Wednesday, December 12, 2012

a boxer, biker bandits, and a really twisted murderer


Body and Soul: (1947. dir: Robert Rosson) A pretty good boxing picture is dragged up into the pantheon of greatness by the dizzying brilliance of James Wong Howe's relentless photography. That, and one of John Garfield's best performances. Howe's noir night-times are like nothing else, his day-times nearly as good, and that final boxing match is a dazzler.



Lone Hero: (2002. dir: Ken Sanzel) Why do I love this movie? Is it because you get to watch a tourist-trap destroyed by nasty outlaws? (Yes, I live in a tourist town; am I carrying secret angst?) Is it just that Robert Forster gives another of his incomparable performances? What is it about that guy? Does he inspire writers to create brilliant characters, or does he have a brilliant agent who roots them out for him, or is he just so good that he takes a middlin' character and elevates it into greatness with his dry wit and wry delivery?

This is the story of an aging kid suspended between youth and adulthood, working a kind of interesting but pretty much nowhere job recreating gunfights in one of those touristy old West towns like Virginia City or Tombstone or Jacksonville Oregon, with wooden sidewalks and a little train that scoots through town while tinny music plays and a girl in a hoop-skirt and bonnet points out places of historical interest. The "kid" is played by Sean Patrick Flanery, who you think you know, right? but who is transformed by this DP (David Pelletier), filmed so that he is the most sensuous creature in the world, which he may be, but I have yet to find him so in the few of his other films I've seen. Then there's Lou Diamond Phillips, about perfect as a psychopathic cop-killing biker, and Robert Forster as (you guessed it) the toughest gun-toting libertarian in this tiny Montana town. When a gang of outlaws on motorcycles ride in, John (Flanery) stands up to its leader, bringing down the wrath of the bad guys.

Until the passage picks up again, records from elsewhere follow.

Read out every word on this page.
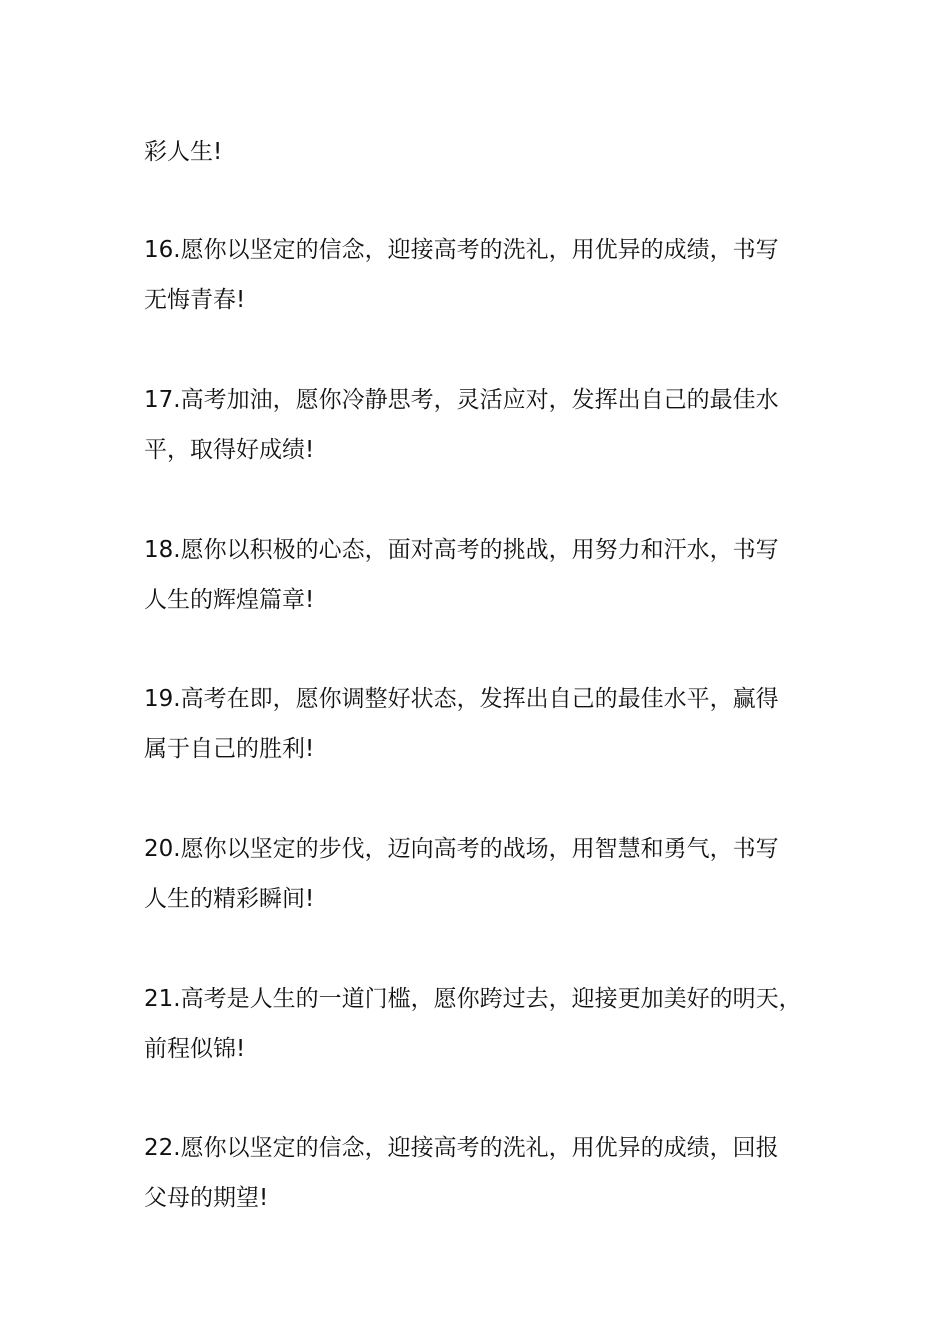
彩人生!

16.愿你以坚定的信念，迎接高考的洗礼，用优异的成绩，书写
无悔青春!

17.高考加油，愿你冷静思考，灵活应对，发挥出自己的最佳水
平，取得好成绩!

18.愿你以积极的心态，面对高考的挑战，用努力和汗水，书写
人生的辉煌篇章!

19.高考在即，愿你调整好状态，发挥出自己的最佳水平，赢得
属于自己的胜利!

20.愿你以坚定的步伐，迈向高考的战场，用智慧和勇气，书写
人生的精彩瞬间!

21.高考是人生的一道门槛，愿你跨过去，迎接更加美好的明天，
前程似锦!

22.愿你以坚定的信念，迎接高考的洗礼，用优异的成绩，回报
父母的期望!
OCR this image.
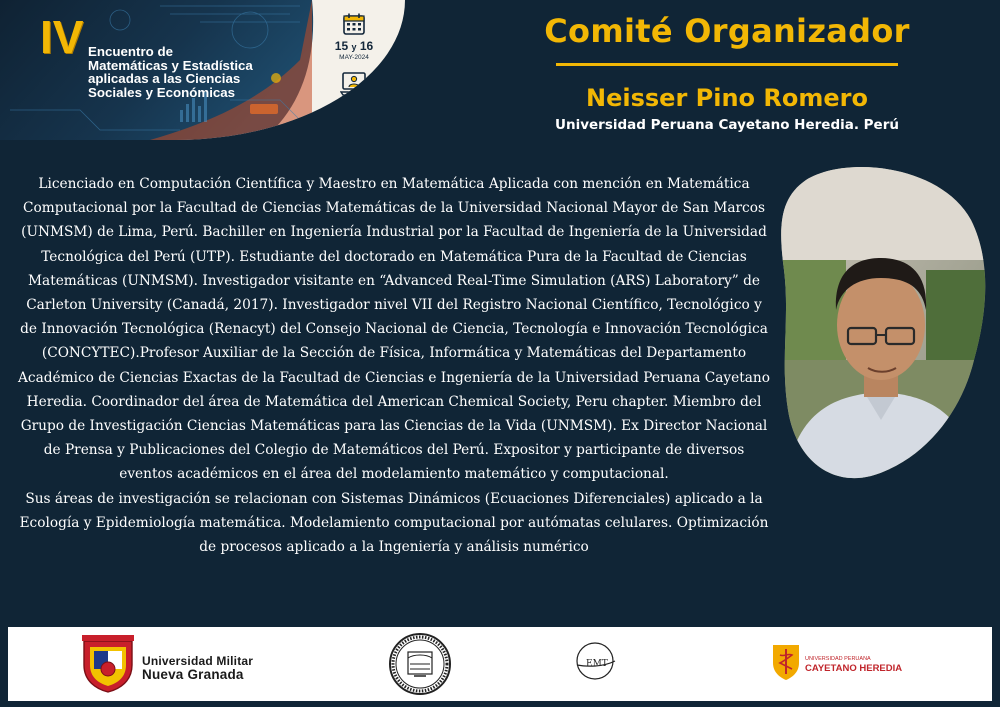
IV Encuentro de
Matemáticas y Estadística
aplicadas a las Ciencias
Sociales y Económicas
15 y 16
MAY-2024
Modalidad
Virtual
Comité Organizador
Neisser Pino Romero
Universidad Peruana Cayetano Heredia. Perú

Licenciado en Computación Científica y Maestro en Matemática Aplicada con mención en Matemática Computacional por la Facultad de Ciencias Matemáticas de la Universidad Nacional Mayor de San Marcos (UNMSM) de Lima, Perú. Bachiller en Ingeniería Industrial por la Facultad de Ingeniería de la Universidad Tecnológica del Perú (UTP). Estudiante del doctorado en Matemática Pura de la Facultad de Ciencias Matemáticas (UNMSM). Investigador visitante en “Advanced Real-Time Simulation (ARS) Laboratory” de Carleton University (Canadá, 2017). Investigador nivel VII del Registro Nacional Científico, Tecnológico y de Innovación Tecnológica (Renacyt) del Consejo Nacional de Ciencia, Tecnología e Innovación Tecnológica (CONCYTEC).Profesor Auxiliar de la Sección de Física, Informática y Matemáticas del Departamento Académico de Ciencias Exactas de la Facultad de Ciencias e Ingeniería de la Universidad Peruana Cayetano Heredia. Coordinador del área de Matemática del American Chemical Society, Peru chapter. Miembro del Grupo de Investigación Ciencias Matemáticas para las Ciencias de la Vida (UNMSM). Ex Director Nacional de Prensa y Publicaciones del Colegio de Matemáticos del Perú. Expositor y participante de diversos eventos académicos en el área del modelamiento matemático y computacional.

Sus áreas de investigación se relacionan con Sistemas Dinámicos (Ecuaciones Diferenciales) aplicado a la Ecología y Epidemiología matemática. Modelamiento computacional por autómatas celulares. Optimización de procesos aplicado a la Ingeniería y análisis numérico

Universidad Militar
Nueva Granada
EMT	UNIVERSIDAD PERUANA
CAYETANO HEREDIA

The dialogue is clever, the story moves at a good clip, there's gunplay a-plenty, and, although it follows the basic formula, you're never sure exactly how it's going to achieve the expected ends. There's some great music, including a raucous rendition of "Streets of Laredo" by the Headstones, and a lot of surprisingly effective good humor. In short, you go in expecting little to nothing, and you come out the other side with two hours of good entertainment, and I guess that's why I love it.



*SPOILER ALERT*

Perfume: (2006. dir: Tom Tykwer) It was a book first, and an enormous hit among my generation when we were still enjoying our morose and often noir-clad salad days. It was often said that, popular as it was, it could never translate onto the screen, as the story happens inside the head of one of the most enigmatic and laconic anti-heroes ever written, and its chosen vehicle, the sense of smell, can just barely be translated through words, and how does one do it through images instead?

I read somewhere that this was Kurt Cobain's favorite novel, and I believe it, because it's the ultimate Rock Star book. Here is the Artist as Sociopath. Hardly aware of the wake of destruction he leaves in his quest for perfection in his art (in this case, the serial murders of beautiful women whose essences he distills to design the perfect perfume), this anti-hero achieves the long-fought perfection, the world falls in love with his art and therefore with him. Then, of course, he must suffer the terrible loneliness of being Apart and Unable to Love, and is eventually, out of love, devoured by his fans.

This is the kind of book for which you ache with passion when you are seventeen and obsessed with Baudelaire and Rimbaud; it's a story for angstful teenagers. If you bring an adult sensibility to the table, it will probably spoil the feast unless you garnish liberally with vast doses of irony.

The film itself is no doubt as well done as it can be. Ben Whishaw is a young maestro, correct in every detail, showing us never too much or too little. The production values are gorgeous and smooth. The script relies overly on narration, but that, considering the source material, was probably inevitable. The early suspense is effective, and the story only loses its grip into absurdity in the last twenty minutes or so.